下面以电子设备100为例对实施例进行具体说明。应该理解的是,图1A所示电子设备100仅是一个范例,并且电子设备100可以具有比图1A中所示的更多的或者更少的部件,可以组合两个或多个的部件,或者可以具有不同的部件配置。图中所示出的各种部件可以在包括一个或多个信号处理和/或专用集成电路在内的硬件、软件、或硬件和软件的组合中实现。
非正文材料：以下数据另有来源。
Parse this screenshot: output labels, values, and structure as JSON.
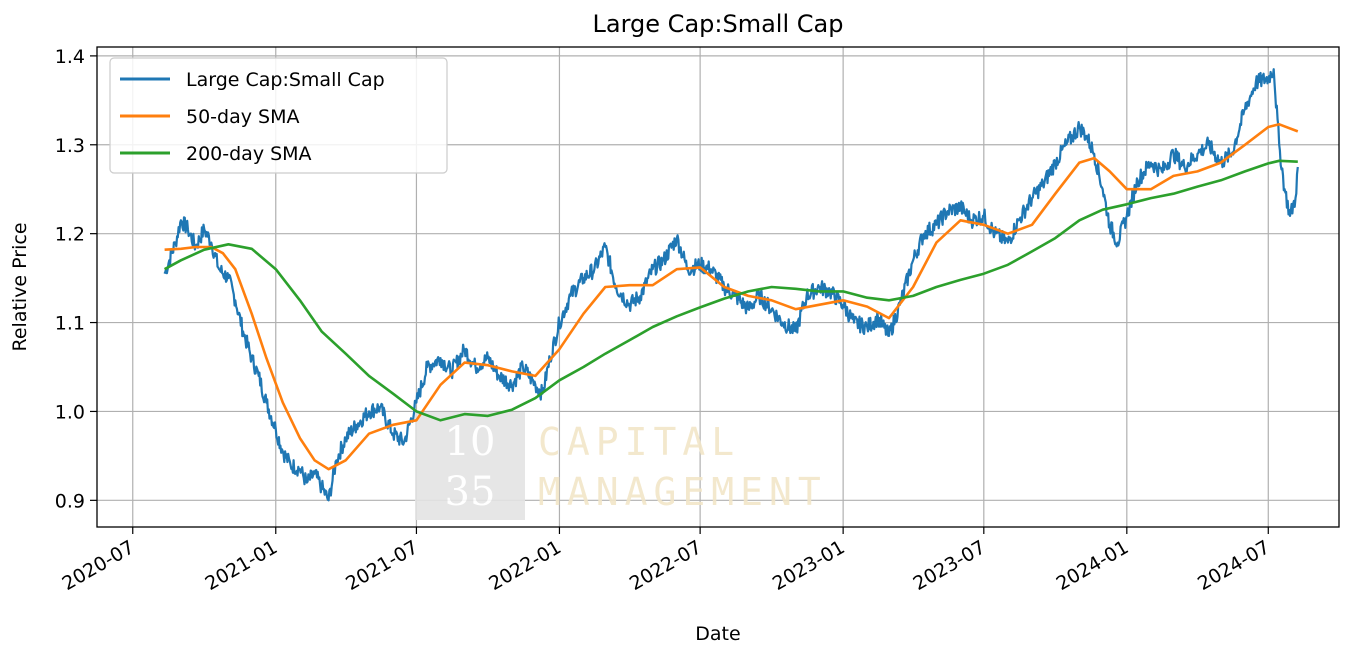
{
  "chart_data": {
    "type": "line",
    "title": "Large Cap:Small Cap",
    "xlabel": "Date",
    "ylabel": "Relative Price",
    "x_tick_labels": [
      "2020-07",
      "2021-01",
      "2021-07",
      "2022-01",
      "2022-07",
      "2023-01",
      "2023-07",
      "2024-01",
      "2024-07"
    ],
    "y_ticks": [
      0.9,
      1.0,
      1.1,
      1.2,
      1.3,
      1.4
    ],
    "y_tick_labels": [
      "0.9",
      "1.0",
      "1.1",
      "1.2",
      "1.3",
      "1.4"
    ],
    "xlim": [
      "2020-05-16",
      "2024-09-30"
    ],
    "ylim": [
      0.87,
      1.41
    ],
    "grid": true,
    "legend_position": "top-left",
    "series": [
      {
        "name": "Large Cap:Small Cap",
        "color": "#1f77b4",
        "points": [
          [
            "2020-08-11",
            1.155
          ],
          [
            "2020-08-25",
            1.19
          ],
          [
            "2020-09-01",
            1.215
          ],
          [
            "2020-09-10",
            1.205
          ],
          [
            "2020-09-20",
            1.185
          ],
          [
            "2020-10-01",
            1.205
          ],
          [
            "2020-10-10",
            1.19
          ],
          [
            "2020-10-20",
            1.16
          ],
          [
            "2020-11-01",
            1.15
          ],
          [
            "2020-11-10",
            1.125
          ],
          [
            "2020-11-20",
            1.09
          ],
          [
            "2020-12-01",
            1.06
          ],
          [
            "2020-12-10",
            1.04
          ],
          [
            "2020-12-20",
            1.01
          ],
          [
            "2021-01-01",
            0.98
          ],
          [
            "2021-01-10",
            0.955
          ],
          [
            "2021-01-20",
            0.94
          ],
          [
            "2021-02-01",
            0.935
          ],
          [
            "2021-02-10",
            0.92
          ],
          [
            "2021-02-20",
            0.93
          ],
          [
            "2021-03-01",
            0.915
          ],
          [
            "2021-03-10",
            0.9
          ],
          [
            "2021-03-20",
            0.945
          ],
          [
            "2021-04-01",
            0.97
          ],
          [
            "2021-04-15",
            0.985
          ],
          [
            "2021-05-01",
            1.0
          ],
          [
            "2021-05-15",
            1.005
          ],
          [
            "2021-06-01",
            0.975
          ],
          [
            "2021-06-15",
            0.965
          ],
          [
            "2021-07-01",
            1.01
          ],
          [
            "2021-07-15",
            1.05
          ],
          [
            "2021-08-01",
            1.06
          ],
          [
            "2021-08-15",
            1.045
          ],
          [
            "2021-09-01",
            1.07
          ],
          [
            "2021-09-15",
            1.05
          ],
          [
            "2021-10-01",
            1.06
          ],
          [
            "2021-10-15",
            1.04
          ],
          [
            "2021-11-01",
            1.03
          ],
          [
            "2021-11-15",
            1.05
          ],
          [
            "2021-12-01",
            1.03
          ],
          [
            "2021-12-10",
            1.02
          ],
          [
            "2021-12-20",
            1.06
          ],
          [
            "2022-01-01",
            1.1
          ],
          [
            "2022-01-15",
            1.13
          ],
          [
            "2022-02-01",
            1.15
          ],
          [
            "2022-02-15",
            1.16
          ],
          [
            "2022-03-01",
            1.185
          ],
          [
            "2022-03-15",
            1.14
          ],
          [
            "2022-04-01",
            1.12
          ],
          [
            "2022-04-15",
            1.13
          ],
          [
            "2022-05-01",
            1.16
          ],
          [
            "2022-05-15",
            1.17
          ],
          [
            "2022-06-01",
            1.195
          ],
          [
            "2022-06-15",
            1.16
          ],
          [
            "2022-07-01",
            1.165
          ],
          [
            "2022-07-15",
            1.16
          ],
          [
            "2022-08-01",
            1.14
          ],
          [
            "2022-08-15",
            1.13
          ],
          [
            "2022-09-01",
            1.115
          ],
          [
            "2022-09-15",
            1.13
          ],
          [
            "2022-10-01",
            1.115
          ],
          [
            "2022-10-15",
            1.1
          ],
          [
            "2022-11-01",
            1.09
          ],
          [
            "2022-11-15",
            1.13
          ],
          [
            "2022-12-01",
            1.14
          ],
          [
            "2022-12-15",
            1.135
          ],
          [
            "2023-01-01",
            1.12
          ],
          [
            "2023-01-15",
            1.1
          ],
          [
            "2023-02-01",
            1.095
          ],
          [
            "2023-02-15",
            1.105
          ],
          [
            "2023-03-01",
            1.085
          ],
          [
            "2023-03-15",
            1.12
          ],
          [
            "2023-04-01",
            1.17
          ],
          [
            "2023-04-15",
            1.2
          ],
          [
            "2023-05-01",
            1.21
          ],
          [
            "2023-05-15",
            1.225
          ],
          [
            "2023-06-01",
            1.23
          ],
          [
            "2023-06-15",
            1.215
          ],
          [
            "2023-07-01",
            1.22
          ],
          [
            "2023-07-15",
            1.2
          ],
          [
            "2023-08-01",
            1.19
          ],
          [
            "2023-08-15",
            1.215
          ],
          [
            "2023-09-01",
            1.24
          ],
          [
            "2023-09-15",
            1.255
          ],
          [
            "2023-10-01",
            1.28
          ],
          [
            "2023-10-15",
            1.3
          ],
          [
            "2023-11-01",
            1.32
          ],
          [
            "2023-11-10",
            1.31
          ],
          [
            "2023-11-20",
            1.29
          ],
          [
            "2023-12-01",
            1.25
          ],
          [
            "2023-12-10",
            1.21
          ],
          [
            "2023-12-20",
            1.19
          ],
          [
            "2024-01-01",
            1.22
          ],
          [
            "2024-01-15",
            1.26
          ],
          [
            "2024-02-01",
            1.28
          ],
          [
            "2024-02-15",
            1.27
          ],
          [
            "2024-03-01",
            1.29
          ],
          [
            "2024-03-15",
            1.275
          ],
          [
            "2024-04-01",
            1.29
          ],
          [
            "2024-04-15",
            1.3
          ],
          [
            "2024-05-01",
            1.28
          ],
          [
            "2024-05-15",
            1.29
          ],
          [
            "2024-06-01",
            1.34
          ],
          [
            "2024-06-15",
            1.37
          ],
          [
            "2024-07-01",
            1.375
          ],
          [
            "2024-07-08",
            1.385
          ],
          [
            "2024-07-15",
            1.3
          ],
          [
            "2024-07-22",
            1.25
          ],
          [
            "2024-07-29",
            1.22
          ],
          [
            "2024-08-05",
            1.24
          ],
          [
            "2024-08-08",
            1.275
          ]
        ]
      },
      {
        "name": "50-day SMA",
        "color": "#ff7f0e",
        "points": [
          [
            "2020-08-11",
            1.182
          ],
          [
            "2020-09-01",
            1.183
          ],
          [
            "2020-09-20",
            1.185
          ],
          [
            "2020-10-10",
            1.185
          ],
          [
            "2020-10-25",
            1.178
          ],
          [
            "2020-11-10",
            1.16
          ],
          [
            "2020-12-01",
            1.11
          ],
          [
            "2020-12-20",
            1.06
          ],
          [
            "2021-01-10",
            1.01
          ],
          [
            "2021-02-01",
            0.97
          ],
          [
            "2021-02-20",
            0.945
          ],
          [
            "2021-03-10",
            0.935
          ],
          [
            "2021-04-01",
            0.945
          ],
          [
            "2021-05-01",
            0.975
          ],
          [
            "2021-06-01",
            0.985
          ],
          [
            "2021-07-01",
            0.99
          ],
          [
            "2021-08-01",
            1.03
          ],
          [
            "2021-09-01",
            1.055
          ],
          [
            "2021-10-01",
            1.052
          ],
          [
            "2021-11-01",
            1.045
          ],
          [
            "2021-12-01",
            1.04
          ],
          [
            "2022-01-01",
            1.07
          ],
          [
            "2022-02-01",
            1.11
          ],
          [
            "2022-03-01",
            1.14
          ],
          [
            "2022-04-01",
            1.142
          ],
          [
            "2022-05-01",
            1.142
          ],
          [
            "2022-06-01",
            1.16
          ],
          [
            "2022-07-01",
            1.162
          ],
          [
            "2022-08-01",
            1.14
          ],
          [
            "2022-09-01",
            1.13
          ],
          [
            "2022-10-01",
            1.125
          ],
          [
            "2022-11-01",
            1.115
          ],
          [
            "2022-12-01",
            1.12
          ],
          [
            "2023-01-01",
            1.125
          ],
          [
            "2023-02-01",
            1.118
          ],
          [
            "2023-03-01",
            1.105
          ],
          [
            "2023-04-01",
            1.14
          ],
          [
            "2023-05-01",
            1.19
          ],
          [
            "2023-06-01",
            1.215
          ],
          [
            "2023-07-01",
            1.21
          ],
          [
            "2023-08-01",
            1.2
          ],
          [
            "2023-09-01",
            1.21
          ],
          [
            "2023-10-01",
            1.245
          ],
          [
            "2023-11-01",
            1.28
          ],
          [
            "2023-11-20",
            1.285
          ],
          [
            "2023-12-10",
            1.27
          ],
          [
            "2024-01-01",
            1.25
          ],
          [
            "2024-02-01",
            1.25
          ],
          [
            "2024-03-01",
            1.265
          ],
          [
            "2024-04-01",
            1.27
          ],
          [
            "2024-05-01",
            1.28
          ],
          [
            "2024-06-01",
            1.3
          ],
          [
            "2024-07-01",
            1.32
          ],
          [
            "2024-07-15",
            1.323
          ],
          [
            "2024-08-08",
            1.315
          ]
        ]
      },
      {
        "name": "200-day SMA",
        "color": "#2ca02c",
        "points": [
          [
            "2020-08-11",
            1.16
          ],
          [
            "2020-09-01",
            1.17
          ],
          [
            "2020-10-01",
            1.182
          ],
          [
            "2020-11-01",
            1.188
          ],
          [
            "2020-12-01",
            1.183
          ],
          [
            "2021-01-01",
            1.16
          ],
          [
            "2021-02-01",
            1.125
          ],
          [
            "2021-03-01",
            1.09
          ],
          [
            "2021-04-01",
            1.065
          ],
          [
            "2021-05-01",
            1.04
          ],
          [
            "2021-06-01",
            1.02
          ],
          [
            "2021-07-01",
            1.0
          ],
          [
            "2021-08-01",
            0.99
          ],
          [
            "2021-09-01",
            0.997
          ],
          [
            "2021-10-01",
            0.995
          ],
          [
            "2021-11-01",
            1.002
          ],
          [
            "2021-12-01",
            1.015
          ],
          [
            "2022-01-01",
            1.035
          ],
          [
            "2022-02-01",
            1.05
          ],
          [
            "2022-03-01",
            1.065
          ],
          [
            "2022-04-01",
            1.08
          ],
          [
            "2022-05-01",
            1.095
          ],
          [
            "2022-06-01",
            1.107
          ],
          [
            "2022-07-01",
            1.117
          ],
          [
            "2022-08-01",
            1.127
          ],
          [
            "2022-09-01",
            1.135
          ],
          [
            "2022-10-01",
            1.14
          ],
          [
            "2022-11-01",
            1.138
          ],
          [
            "2022-12-01",
            1.135
          ],
          [
            "2023-01-01",
            1.135
          ],
          [
            "2023-02-01",
            1.128
          ],
          [
            "2023-03-01",
            1.125
          ],
          [
            "2023-04-01",
            1.13
          ],
          [
            "2023-05-01",
            1.14
          ],
          [
            "2023-06-01",
            1.148
          ],
          [
            "2023-07-01",
            1.155
          ],
          [
            "2023-08-01",
            1.165
          ],
          [
            "2023-09-01",
            1.18
          ],
          [
            "2023-10-01",
            1.195
          ],
          [
            "2023-11-01",
            1.215
          ],
          [
            "2023-12-01",
            1.227
          ],
          [
            "2024-01-01",
            1.233
          ],
          [
            "2024-02-01",
            1.24
          ],
          [
            "2024-03-01",
            1.245
          ],
          [
            "2024-04-01",
            1.253
          ],
          [
            "2024-05-01",
            1.26
          ],
          [
            "2024-06-01",
            1.27
          ],
          [
            "2024-07-01",
            1.279
          ],
          [
            "2024-07-15",
            1.282
          ],
          [
            "2024-08-08",
            1.281
          ]
        ]
      }
    ]
  },
  "watermark": {
    "numeral_top": "10",
    "numeral_bottom": "35",
    "word_top": "CAPITAL",
    "word_bottom": "MANAGEMENT"
  }
}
电子设备100可以包括:处理器110,外部存储器接口120,内部存储器121,通用串行总线(universal serial bus,USB)接口130,充电管理模块140,电源管理模块141,电池142,天线1,天线2,移动通信模块150,无线通信模块160,音频模块170,扬声器170A,受话器170B,麦克风170C,耳机接口170D,传感器模块180,按键190,马达191,指示器192,摄像头193,显示屏194,以及用户标识模块(subscriber identification module,SIM)卡接口195等。其中传感器模块180可以包括压力传感器180A,陀螺仪传感器180B,气压传感器180C,磁传感器180D,加速度传感器180E,距离传感器180F,接近光传感器180G,指纹传感器180H,温度传感器180J,触摸传感器180K,环境光传感器180L,骨传导传感器180M等。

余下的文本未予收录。